Indonesia’s Rory Hie hopes a change of irons and a hot new putter will steer him to his first victory on OneAsia at the U.S. $1 million Thailand Open next week.
The 24-year-old is in cracking form at the moment, having secured a spot in one of Japan’s most prestigious tournaments by winning the three-event Road to the Panasonic Open mini-series in his home country last month, but is still seeking a win on the Asia-Pacific’s fastest growing tour.
Currently eighth on the Order of Merit with earnings of $46,370.61 from four tournaments, Hie has had two top ten finishes and two missed cuts, but his form over the past couple of years suggests he is due for a big win.
“My game has been coming together nicely,” Hie said.
“I am currently working on dialing-in my irons, and hopefully I’ll get it done by the Thailand Open.”
Before turning pro Hie was rated one of the top ten amateurs in the world and studied at the University of Southern California the United States where he majored in Social Studies and Communications.
He has come a long way from Kalimantan, where as a five-year-old he accompanied his father, Tommy, to a run-down driving range.
“I didn’t like it at first because I couldn’t get the ball in the air but I was amazed at how far my dad was hitting it — at least at the time,” Hie said.
Like most Indonesian youngsters, Hie’s first love was football and he played in the street with all the neighbourhood kids — with golf on the back-burner.
“But then I re-started when I was 10 because of Tiger Woods’ win at the ’97 Masters.”
Now the tables have turned and Hie’s father regularly accompanies his son on tour — sometimes caddying for him “if the course isn’t too hilly”.
Second place in the Indonesia Open last year remains Hie’s best finish on OneAsia, but new equipment could see him go one better at Suwan Golf & Country Club next week.
“I am absolutely satisfied especially with my new TaylorMade R11S driver which I started using at the Indonesian open,” he said.
“In addition I’ve put in the new ATV wedges which help tremendously out of the rough. I have also put in a new Spider Ghost putter from TaylorMade this month and a new TPMB iron set.”
At home in Jakarta, Hie prefers to spend time on the range and saves his game for tournaments.
“I don’t have a home course as such, just a home range,” he said.
“I always practice at Royale Jakarta or Emeralda, but rarely play them. I like to play on courses that Ive never played so I can spread it around.”

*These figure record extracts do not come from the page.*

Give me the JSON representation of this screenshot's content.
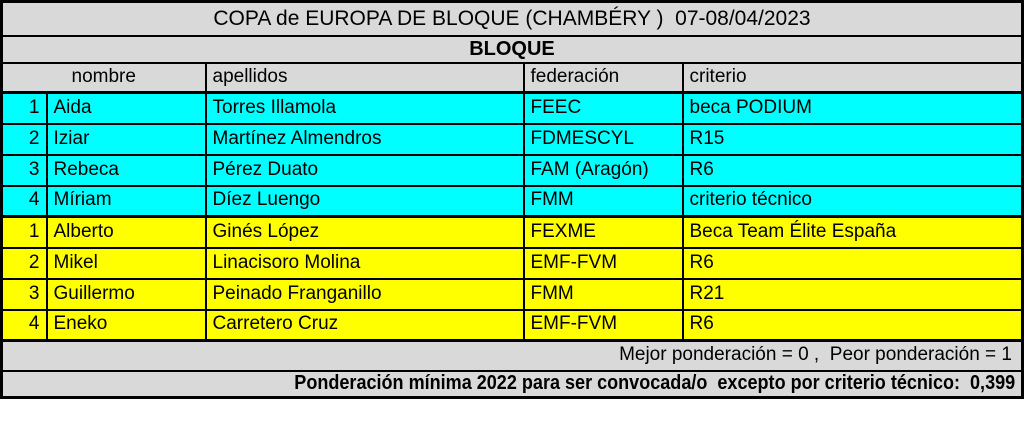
{
  "title": "COPA de EUROPA DE BLOQUE (CHAMBÉRY )  07-08/04/2023",
  "section_header": "BLOQUE",
  "table": {
    "columns": [
      "nombre",
      "apellidos",
      "federación",
      "criterio"
    ],
    "rows": [
      {
        "num": "1",
        "nombre": "Aida",
        "apellidos": "Torres Illamola",
        "federacion": "FEEC",
        "criterio": "beca PODIUM",
        "group": "female"
      },
      {
        "num": "2",
        "nombre": "Iziar",
        "apellidos": "Martínez Almendros",
        "federacion": "FDMESCYL",
        "criterio": "R15",
        "group": "female"
      },
      {
        "num": "3",
        "nombre": "Rebeca",
        "apellidos": "Pérez Duato",
        "federacion": "FAM (Aragón)",
        "criterio": "R6",
        "group": "female"
      },
      {
        "num": "4",
        "nombre": "Míriam",
        "apellidos": "Díez Luengo",
        "federacion": "FMM",
        "criterio": "criterio técnico",
        "group": "female"
      },
      {
        "num": "1",
        "nombre": "Alberto",
        "apellidos": "Ginés López",
        "federacion": "FEXME",
        "criterio": "Beca Team Élite España",
        "group": "male"
      },
      {
        "num": "2",
        "nombre": "Mikel",
        "apellidos": "Linacisoro Molina",
        "federacion": "EMF-FVM",
        "criterio": "R6",
        "group": "male"
      },
      {
        "num": "3",
        "nombre": "Guillermo",
        "apellidos": "Peinado Franganillo",
        "federacion": "FMM",
        "criterio": "R21",
        "group": "male"
      },
      {
        "num": "4",
        "nombre": "Eneko",
        "apellidos": "Carretero Cruz",
        "federacion": "EMF-FVM",
        "criterio": "R6",
        "group": "male"
      }
    ]
  },
  "footer": {
    "ponderacion_scale_note": "Mejor ponderación = 0 ,  Peor ponderación = 1",
    "minimum_note": "Ponderación mínima 2022 para ser convocada/o  excepto por criterio técnico:  0,399"
  },
  "colors": {
    "female_row_bg": "#00ffff",
    "male_row_bg": "#ffff00",
    "header_bg": "#d9d9d9",
    "border": "#000000"
  }
}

As the best golfer Indonesia has ever produced, Hie also has one eye set on Brazil in 2016 when golf makes a return to the Olympic Games in Rio de Janeiro.
“Of course I would like to play Olympics,” he said. “Right now I am not familiar with the criteria, but it would be nice to have something to shoot for”
Until then he is taking his golf one round at a time.
“It’s all just a learning process, and I am enjoying playing golf more than ever.”
Next week’s U.S. $1 million Thailand Open has attracted one of the largest and strongest fields in its history following overwhelming interest in the marquee OneAsia event.
A total of 168 players will compete in the 43rd staging of the country’s national Open, which features Singha as the premier sponsor.
Defending champion and 2011 Order of Merit winner Andre Stolz of Australia, China’s Liang Wenchong, who completed the Thailand Open and OneAsia Order of Merit double in 2010, and OneAsia winners Nick Cullen, Scott Strange, Kim Felton, Michael Hendry, Kim Dae-hyun and Thaworn Wiratchant spearhead the Asia/Pacific challenge.
Ireland’s Paul McGinley and Englishmen David Howell (joint fourth in the French Open recently), David Horsey and Richard Finch, who are all multiple winners on the European Tour, also feature in the impressive field.
Five-time Japanese Tour winner Kenichi Kuboya heads a strong contingent from the circuit which has strengthened its ties with OneAsia this season.
The Thailand Open first became part of OneAsia in 2010 and is the fifth leg of the 2012 season.